As you would imagine in 1940 Fort Benning, Georgia was a hubbub of activity. On the European continent The forces of Adolf Hitler were rapidly conquering neighboring countries. The swastika of Germany flew over Austria, Poland, Denmark, Luxembourg, Netherlands, Belgium, Norway and France. The training of soldiers were top priority at the fort in Columbus, Georgia.  At that time the 2nd Armored Division had as its training officer was one Colonel George S. Patton, Jr.  Patton would be promoted to brigadier general and assume command of the 2nd Armored Division whose tagline was "Hell on Wheels" later that year. It  was when he was commander of the tankers that the following incident occurred. 

Geographically, Fort Benning sits adjacent to the city of Columbus, Georgia, on the banks of the Chattahoochee River.  Across the river is the smaller city of Phenix City, Alabama. At that time and a few decades later the city was ruled by organized crime. The city was famous for its houses of ill-repute, bars and gambling establishments. All of these were super inducements to the soldiers of Fort Benning. They were the red flag to the Army's bulls.  Frequently soldiers were robbed and often would return to the fort beaten and bloody after a night in Phenix City. One one particular occasion some soldiers of the 2nd Armored division were jailed by the local police.  The general requested that the chief of police release the soldiers. But, the Chief of Police of Phenix City, Alabama, refused the general's request.  George S. Patton, Jr., Brigadier General, of the United States Army was not accustomed to having his requests refused. He proceeded to persuade the chief of police to honor his request. His method was one of simplicity.  He took one of his Sherman tanks to downtown Columbus to the riverbank*. The big gun on the tank was aimed toward Phenix City. There was no response to the General's second request.  He simply gave the command, "Fire". He called the Chief of Police again and asked that the soldiers be released and that the first shot had been a warning shot and that there would not be another. Within a few minutes the soldiers cold be seen returning across the 14th Street Bridge. In the crowd of onlookers someone was heard to say, "Boy, that's blood and guts!"
And that they say at Fort Benning is how Patton got his nickname, "Old Blood and Guts".

Sherman Tank

 * Today you can still see the marks made by the tank's tracks in the street.

May 21, 2019

My First CD

I was in the Musical Instrument Museum in Phoenix, AZ and I saw a guitar case for an air guitar.  I thought that was a little bit strange.  I went home and did a little research on google and found out they have contests national contests, international contests, I think in some Scandinavian country.
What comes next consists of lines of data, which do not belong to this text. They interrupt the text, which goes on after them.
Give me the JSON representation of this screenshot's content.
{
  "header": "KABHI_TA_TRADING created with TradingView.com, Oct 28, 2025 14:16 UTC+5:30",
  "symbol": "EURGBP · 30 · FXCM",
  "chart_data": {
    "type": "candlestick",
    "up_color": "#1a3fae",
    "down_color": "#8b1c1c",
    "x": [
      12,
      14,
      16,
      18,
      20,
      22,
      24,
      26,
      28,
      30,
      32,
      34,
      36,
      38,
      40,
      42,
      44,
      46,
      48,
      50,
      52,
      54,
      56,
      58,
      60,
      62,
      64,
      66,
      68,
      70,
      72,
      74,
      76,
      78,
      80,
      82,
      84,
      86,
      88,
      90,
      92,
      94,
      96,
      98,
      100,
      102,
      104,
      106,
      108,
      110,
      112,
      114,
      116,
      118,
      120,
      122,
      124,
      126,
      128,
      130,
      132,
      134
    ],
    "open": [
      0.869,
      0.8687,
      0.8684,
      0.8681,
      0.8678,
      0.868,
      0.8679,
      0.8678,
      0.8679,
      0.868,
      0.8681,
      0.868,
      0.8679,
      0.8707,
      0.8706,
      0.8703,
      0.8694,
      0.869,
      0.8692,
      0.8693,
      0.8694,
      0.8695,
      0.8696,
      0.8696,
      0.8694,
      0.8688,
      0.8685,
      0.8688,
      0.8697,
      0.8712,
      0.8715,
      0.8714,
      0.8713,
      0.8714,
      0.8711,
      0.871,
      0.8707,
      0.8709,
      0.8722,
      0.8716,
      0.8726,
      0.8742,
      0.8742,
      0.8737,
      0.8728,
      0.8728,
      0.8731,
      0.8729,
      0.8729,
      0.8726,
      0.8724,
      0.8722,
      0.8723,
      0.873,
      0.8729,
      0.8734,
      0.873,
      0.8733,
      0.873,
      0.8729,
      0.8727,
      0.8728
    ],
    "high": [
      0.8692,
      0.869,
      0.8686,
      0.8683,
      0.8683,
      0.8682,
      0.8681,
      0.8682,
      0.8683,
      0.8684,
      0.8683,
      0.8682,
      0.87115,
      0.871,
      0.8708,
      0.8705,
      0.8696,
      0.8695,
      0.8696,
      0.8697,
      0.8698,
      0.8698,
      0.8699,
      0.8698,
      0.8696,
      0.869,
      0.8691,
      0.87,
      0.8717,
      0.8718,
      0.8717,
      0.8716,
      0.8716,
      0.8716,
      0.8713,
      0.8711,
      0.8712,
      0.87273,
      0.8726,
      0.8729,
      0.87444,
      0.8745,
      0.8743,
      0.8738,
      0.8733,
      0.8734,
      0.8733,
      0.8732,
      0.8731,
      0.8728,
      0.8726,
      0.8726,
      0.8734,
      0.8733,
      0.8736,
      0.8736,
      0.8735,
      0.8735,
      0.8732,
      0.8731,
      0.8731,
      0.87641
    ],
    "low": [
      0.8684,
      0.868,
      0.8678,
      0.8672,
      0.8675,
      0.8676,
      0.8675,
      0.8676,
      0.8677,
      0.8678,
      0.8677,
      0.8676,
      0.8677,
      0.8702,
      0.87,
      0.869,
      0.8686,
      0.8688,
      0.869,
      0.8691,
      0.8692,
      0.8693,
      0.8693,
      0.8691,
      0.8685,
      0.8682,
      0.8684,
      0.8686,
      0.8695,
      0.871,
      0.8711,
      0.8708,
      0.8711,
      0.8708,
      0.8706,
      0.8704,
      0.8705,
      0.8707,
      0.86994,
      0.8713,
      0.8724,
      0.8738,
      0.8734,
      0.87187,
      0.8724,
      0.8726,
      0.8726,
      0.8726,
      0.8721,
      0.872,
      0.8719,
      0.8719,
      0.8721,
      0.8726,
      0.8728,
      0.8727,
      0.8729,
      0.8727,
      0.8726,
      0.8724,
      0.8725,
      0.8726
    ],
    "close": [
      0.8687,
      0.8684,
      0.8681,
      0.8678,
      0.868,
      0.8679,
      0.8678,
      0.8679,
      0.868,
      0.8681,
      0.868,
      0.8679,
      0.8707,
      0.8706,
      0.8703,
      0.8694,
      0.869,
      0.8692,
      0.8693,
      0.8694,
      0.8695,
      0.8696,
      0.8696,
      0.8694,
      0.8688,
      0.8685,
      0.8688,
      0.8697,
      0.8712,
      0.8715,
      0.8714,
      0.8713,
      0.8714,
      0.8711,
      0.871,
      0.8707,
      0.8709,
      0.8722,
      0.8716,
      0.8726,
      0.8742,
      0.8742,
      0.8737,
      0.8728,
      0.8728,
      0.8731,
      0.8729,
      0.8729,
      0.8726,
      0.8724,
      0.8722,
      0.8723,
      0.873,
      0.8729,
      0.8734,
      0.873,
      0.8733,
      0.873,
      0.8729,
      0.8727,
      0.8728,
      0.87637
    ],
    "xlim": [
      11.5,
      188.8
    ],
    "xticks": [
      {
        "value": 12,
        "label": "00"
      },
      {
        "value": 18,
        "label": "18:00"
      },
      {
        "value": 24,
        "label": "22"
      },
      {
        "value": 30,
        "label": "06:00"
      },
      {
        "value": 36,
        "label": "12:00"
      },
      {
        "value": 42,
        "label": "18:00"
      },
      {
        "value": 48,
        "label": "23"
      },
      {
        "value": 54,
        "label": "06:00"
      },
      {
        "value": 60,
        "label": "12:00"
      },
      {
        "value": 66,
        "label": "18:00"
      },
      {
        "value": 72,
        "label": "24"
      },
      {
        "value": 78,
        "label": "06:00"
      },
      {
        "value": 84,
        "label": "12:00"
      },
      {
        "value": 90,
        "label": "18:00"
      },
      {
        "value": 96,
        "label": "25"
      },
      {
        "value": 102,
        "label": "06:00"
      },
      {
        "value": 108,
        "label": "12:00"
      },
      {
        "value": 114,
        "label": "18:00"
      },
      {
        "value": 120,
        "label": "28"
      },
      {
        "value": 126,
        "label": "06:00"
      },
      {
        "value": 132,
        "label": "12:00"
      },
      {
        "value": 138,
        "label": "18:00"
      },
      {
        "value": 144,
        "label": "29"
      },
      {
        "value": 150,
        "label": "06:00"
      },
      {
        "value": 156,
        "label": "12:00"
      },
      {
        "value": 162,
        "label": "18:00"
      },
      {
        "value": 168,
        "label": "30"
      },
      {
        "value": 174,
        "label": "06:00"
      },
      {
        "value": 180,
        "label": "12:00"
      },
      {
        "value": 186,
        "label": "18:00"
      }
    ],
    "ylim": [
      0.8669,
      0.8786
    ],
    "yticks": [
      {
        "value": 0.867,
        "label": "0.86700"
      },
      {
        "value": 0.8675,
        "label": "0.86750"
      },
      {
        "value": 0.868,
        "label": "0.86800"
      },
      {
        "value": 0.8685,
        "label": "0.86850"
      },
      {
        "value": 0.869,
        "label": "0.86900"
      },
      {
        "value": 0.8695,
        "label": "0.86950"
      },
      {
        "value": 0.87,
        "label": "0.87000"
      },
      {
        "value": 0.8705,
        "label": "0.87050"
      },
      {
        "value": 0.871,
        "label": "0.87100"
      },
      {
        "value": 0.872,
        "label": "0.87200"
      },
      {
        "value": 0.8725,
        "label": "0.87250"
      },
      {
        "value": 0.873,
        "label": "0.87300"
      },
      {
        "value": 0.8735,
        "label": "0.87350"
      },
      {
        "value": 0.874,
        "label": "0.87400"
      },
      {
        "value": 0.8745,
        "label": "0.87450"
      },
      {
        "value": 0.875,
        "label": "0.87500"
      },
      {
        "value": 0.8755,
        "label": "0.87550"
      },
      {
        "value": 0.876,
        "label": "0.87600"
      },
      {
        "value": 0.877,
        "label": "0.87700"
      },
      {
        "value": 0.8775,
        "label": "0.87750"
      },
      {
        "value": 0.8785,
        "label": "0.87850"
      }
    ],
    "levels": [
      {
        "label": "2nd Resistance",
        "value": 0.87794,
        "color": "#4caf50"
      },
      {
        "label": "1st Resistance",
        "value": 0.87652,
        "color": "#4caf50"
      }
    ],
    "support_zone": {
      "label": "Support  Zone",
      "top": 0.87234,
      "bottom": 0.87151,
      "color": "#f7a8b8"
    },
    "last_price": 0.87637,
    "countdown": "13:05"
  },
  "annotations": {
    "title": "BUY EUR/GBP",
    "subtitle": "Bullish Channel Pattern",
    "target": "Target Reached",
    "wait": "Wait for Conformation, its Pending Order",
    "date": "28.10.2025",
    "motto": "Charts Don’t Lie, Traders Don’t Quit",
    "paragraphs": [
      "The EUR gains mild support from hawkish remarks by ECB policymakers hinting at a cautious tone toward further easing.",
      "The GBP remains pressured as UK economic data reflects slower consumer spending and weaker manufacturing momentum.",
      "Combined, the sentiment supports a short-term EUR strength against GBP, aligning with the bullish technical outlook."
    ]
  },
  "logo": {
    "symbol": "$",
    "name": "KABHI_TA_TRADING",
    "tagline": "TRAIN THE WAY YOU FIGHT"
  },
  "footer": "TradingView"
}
What I really wanted to find was a CD of the air guitar. I never could find a CD of the air guitar so I decided to make my own.  
And here it is. Our own CD of the air guitar.

I did all the artwork in Photoshop.  Notice I have a little blurb up here for a bonus.Gotta grab the viewers attention.
At the bottom is listed the artists that are on the compact disk.
Up here in the top left corner, notice it is rated PG-13. The production compony's name is Tonette.  Tonette being a combination of mine and my wife’s names. Tony and Claudette.



On the inside we have the CD itself, opposite we have some more copy.  Below is a little pull-out of with guitar chords and also guitar pick. I’ve always been a fan of giving a little bit more that what’s expected.

On the back cover is a list of the performers and their recordings like Gotcha by Alfredo Colbert, Caliente -Jose Garcia, Relative Noise by B. B. Steele, Brainfire by Ray O. Vac and others.  Lot of these names are reminiscent of old blues players, I really like those guys. 

And there it is.   Our own air guitar CD.